Nissan says their EV ‘Leaf’ could outsell the Prius

nissan leaf electric

But how? It’ll cost $25,000-33,000 and has a range of 100 miles. Here in southern California, for example, that’s just not enough. You can do 100 miles in a day running errands. This has always been a problem with EVs. The range is too short and the recharge time too long. While I hope we get lots of EVs on the road, somehow, some way, they will have to increase the range, or have parking lot recharging stations everywhere.

2 Comments

    • The new Volt, at least, extends its range with a gasoline-powered generator. A 300 mile range begins to compete with a small sedan– my Saturn SL1 will go 400 miles on a (11 gal) tank of gas. At least the Volt will get you to your errands and home again! Throw some second-generation solar panels on for daytime driving, and you could probably drive it across the West without stopping.

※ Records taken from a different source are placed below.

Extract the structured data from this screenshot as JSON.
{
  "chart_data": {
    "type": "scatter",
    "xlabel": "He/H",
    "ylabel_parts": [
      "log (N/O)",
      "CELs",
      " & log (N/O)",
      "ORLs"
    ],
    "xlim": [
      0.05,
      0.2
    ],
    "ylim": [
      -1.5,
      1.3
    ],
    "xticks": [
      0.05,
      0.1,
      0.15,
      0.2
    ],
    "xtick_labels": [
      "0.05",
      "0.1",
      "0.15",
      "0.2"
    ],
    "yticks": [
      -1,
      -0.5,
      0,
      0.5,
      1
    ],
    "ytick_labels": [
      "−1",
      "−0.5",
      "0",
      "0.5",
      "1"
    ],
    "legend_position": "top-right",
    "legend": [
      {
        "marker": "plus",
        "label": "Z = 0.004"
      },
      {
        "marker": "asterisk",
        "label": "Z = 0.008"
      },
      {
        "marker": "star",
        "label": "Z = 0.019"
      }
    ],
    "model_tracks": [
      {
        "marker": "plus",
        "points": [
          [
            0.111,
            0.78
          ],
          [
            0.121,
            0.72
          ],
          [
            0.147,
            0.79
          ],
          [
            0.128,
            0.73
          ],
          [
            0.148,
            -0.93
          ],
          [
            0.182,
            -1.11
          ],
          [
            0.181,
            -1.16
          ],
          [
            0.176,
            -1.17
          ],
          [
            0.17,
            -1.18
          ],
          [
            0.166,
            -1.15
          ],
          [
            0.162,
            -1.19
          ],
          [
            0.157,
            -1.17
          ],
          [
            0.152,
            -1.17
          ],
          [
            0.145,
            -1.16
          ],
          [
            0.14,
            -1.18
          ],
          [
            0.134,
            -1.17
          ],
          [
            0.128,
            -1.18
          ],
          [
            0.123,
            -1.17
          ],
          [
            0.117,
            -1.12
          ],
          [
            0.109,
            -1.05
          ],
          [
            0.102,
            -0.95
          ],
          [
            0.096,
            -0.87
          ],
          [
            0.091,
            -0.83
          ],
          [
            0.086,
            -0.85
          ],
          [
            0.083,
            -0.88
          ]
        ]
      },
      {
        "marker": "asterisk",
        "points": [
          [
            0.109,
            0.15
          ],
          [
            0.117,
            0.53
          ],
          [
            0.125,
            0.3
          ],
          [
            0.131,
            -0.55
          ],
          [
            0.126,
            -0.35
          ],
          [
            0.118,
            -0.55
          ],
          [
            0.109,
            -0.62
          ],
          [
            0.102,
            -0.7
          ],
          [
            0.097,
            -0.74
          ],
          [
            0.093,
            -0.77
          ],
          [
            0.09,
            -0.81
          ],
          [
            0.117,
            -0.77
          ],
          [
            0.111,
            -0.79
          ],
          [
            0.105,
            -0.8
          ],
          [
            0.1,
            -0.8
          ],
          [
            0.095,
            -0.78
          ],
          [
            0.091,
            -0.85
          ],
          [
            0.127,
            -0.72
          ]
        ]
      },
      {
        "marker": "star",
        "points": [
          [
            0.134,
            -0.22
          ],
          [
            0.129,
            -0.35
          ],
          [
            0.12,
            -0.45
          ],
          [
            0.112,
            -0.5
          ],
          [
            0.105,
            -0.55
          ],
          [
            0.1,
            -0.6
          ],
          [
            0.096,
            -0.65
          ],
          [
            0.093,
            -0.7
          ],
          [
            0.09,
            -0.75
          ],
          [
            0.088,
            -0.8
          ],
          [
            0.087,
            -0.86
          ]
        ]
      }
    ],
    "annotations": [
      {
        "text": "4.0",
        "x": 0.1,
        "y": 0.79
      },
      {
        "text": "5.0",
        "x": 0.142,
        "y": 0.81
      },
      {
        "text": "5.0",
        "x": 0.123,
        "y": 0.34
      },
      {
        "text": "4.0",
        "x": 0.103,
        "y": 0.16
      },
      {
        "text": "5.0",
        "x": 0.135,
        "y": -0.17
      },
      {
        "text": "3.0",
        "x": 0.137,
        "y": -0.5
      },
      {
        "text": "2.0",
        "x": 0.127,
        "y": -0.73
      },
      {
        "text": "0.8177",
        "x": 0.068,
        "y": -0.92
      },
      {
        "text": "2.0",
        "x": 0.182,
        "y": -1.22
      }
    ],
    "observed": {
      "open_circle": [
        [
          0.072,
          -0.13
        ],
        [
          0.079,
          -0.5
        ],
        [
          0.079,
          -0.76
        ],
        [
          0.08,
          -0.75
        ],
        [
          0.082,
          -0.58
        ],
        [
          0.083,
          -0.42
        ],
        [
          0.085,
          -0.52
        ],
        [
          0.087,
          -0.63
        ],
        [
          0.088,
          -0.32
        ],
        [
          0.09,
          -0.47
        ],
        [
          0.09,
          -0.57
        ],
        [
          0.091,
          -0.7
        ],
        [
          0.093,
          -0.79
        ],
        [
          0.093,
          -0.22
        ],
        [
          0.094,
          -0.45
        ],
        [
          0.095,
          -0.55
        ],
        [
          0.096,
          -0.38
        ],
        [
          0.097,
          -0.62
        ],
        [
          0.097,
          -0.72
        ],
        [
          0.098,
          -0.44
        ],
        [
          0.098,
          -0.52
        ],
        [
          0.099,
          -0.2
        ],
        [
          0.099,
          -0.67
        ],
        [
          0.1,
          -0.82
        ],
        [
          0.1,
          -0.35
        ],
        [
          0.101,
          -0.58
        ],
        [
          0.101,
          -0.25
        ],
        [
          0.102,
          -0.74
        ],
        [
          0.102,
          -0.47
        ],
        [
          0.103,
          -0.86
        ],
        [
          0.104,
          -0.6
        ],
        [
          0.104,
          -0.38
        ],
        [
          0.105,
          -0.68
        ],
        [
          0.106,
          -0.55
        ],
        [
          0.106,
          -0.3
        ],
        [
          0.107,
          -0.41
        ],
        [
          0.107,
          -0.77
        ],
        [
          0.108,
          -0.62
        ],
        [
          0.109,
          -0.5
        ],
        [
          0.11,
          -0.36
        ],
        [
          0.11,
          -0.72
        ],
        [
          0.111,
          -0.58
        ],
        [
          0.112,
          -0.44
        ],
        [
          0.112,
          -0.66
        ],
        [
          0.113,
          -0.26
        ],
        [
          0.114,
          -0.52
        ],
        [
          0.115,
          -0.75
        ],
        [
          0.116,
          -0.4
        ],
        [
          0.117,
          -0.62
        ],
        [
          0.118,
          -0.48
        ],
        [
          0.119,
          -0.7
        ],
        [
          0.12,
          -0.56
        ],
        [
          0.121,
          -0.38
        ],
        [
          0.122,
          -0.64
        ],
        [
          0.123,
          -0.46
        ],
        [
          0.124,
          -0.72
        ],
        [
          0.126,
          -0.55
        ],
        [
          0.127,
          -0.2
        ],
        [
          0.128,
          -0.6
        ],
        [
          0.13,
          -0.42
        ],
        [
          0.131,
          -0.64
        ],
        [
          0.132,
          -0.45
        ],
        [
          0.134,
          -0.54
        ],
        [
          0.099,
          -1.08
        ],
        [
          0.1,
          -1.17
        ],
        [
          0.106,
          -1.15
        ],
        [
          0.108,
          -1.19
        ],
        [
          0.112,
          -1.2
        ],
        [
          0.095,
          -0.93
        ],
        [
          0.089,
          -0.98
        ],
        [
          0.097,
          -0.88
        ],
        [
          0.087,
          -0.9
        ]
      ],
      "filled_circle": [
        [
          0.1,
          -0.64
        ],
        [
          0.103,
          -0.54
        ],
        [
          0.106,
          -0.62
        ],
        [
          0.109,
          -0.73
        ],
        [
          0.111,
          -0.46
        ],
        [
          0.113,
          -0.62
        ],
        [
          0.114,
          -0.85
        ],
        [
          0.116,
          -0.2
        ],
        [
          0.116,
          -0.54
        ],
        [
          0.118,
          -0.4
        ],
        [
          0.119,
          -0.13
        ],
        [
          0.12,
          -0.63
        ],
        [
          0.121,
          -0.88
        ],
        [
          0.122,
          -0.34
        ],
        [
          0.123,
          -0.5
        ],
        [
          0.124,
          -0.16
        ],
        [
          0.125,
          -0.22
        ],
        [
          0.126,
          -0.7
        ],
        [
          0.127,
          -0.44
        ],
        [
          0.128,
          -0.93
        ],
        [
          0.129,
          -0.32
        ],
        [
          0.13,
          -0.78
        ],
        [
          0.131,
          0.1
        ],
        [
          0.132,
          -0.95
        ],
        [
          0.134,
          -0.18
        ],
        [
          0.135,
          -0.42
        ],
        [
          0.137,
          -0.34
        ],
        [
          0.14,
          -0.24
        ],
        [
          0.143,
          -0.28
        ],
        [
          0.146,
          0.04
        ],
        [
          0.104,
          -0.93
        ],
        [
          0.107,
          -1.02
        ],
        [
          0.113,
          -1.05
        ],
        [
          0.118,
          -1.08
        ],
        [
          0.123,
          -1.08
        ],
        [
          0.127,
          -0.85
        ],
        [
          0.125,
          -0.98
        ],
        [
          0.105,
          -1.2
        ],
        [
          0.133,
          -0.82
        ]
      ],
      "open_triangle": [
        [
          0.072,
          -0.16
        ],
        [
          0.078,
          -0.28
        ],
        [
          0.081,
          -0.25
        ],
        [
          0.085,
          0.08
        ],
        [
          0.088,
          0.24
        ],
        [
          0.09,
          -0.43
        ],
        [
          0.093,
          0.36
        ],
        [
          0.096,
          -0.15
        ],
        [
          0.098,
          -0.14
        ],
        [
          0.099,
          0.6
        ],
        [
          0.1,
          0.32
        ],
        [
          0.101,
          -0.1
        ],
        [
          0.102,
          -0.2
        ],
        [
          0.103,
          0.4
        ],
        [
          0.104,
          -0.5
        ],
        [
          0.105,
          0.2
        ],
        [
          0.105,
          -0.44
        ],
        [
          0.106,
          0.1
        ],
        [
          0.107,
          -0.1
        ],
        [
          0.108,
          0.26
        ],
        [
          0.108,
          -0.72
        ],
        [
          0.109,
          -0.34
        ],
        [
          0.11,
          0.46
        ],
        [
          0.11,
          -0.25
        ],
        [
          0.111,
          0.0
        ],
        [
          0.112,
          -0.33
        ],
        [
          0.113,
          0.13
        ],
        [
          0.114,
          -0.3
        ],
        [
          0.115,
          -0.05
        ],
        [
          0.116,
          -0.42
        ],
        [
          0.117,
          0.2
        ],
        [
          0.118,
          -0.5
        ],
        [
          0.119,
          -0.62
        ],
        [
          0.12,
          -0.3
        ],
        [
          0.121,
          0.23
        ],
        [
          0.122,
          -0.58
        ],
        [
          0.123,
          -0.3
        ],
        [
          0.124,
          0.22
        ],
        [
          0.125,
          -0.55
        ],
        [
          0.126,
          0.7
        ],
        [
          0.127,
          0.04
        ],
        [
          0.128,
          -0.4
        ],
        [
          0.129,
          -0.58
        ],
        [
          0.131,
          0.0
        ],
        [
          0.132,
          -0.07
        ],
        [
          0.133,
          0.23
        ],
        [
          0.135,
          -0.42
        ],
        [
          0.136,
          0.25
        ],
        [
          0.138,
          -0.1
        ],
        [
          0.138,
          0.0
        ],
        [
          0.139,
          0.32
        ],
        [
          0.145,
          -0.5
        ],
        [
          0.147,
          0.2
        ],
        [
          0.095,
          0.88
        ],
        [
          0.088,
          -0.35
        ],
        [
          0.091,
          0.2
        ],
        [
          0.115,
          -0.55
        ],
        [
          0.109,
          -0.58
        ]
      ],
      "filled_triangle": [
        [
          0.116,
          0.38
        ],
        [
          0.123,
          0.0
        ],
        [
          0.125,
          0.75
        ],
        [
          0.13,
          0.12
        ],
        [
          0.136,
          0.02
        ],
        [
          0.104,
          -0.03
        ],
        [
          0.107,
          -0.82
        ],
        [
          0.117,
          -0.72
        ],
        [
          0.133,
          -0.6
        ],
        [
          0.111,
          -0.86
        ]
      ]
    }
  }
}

      The other side of the issue is that electricity today is not clean energy– it comes mostly from fossil fuel, especially coal. I haven’t seen efficiency statistics yet, but it’s hard to imagine that converting fossil fuel to heat, then to steam, then to motion, then to electricity, then back to motion, is any more effcient than turning fossil fuel directly into motion.

      Charitably assuming both methods are about 20% efficient, electric cars are as clean as our renewable electric generating capacity, currently around 13%. That’s still pretty dirty.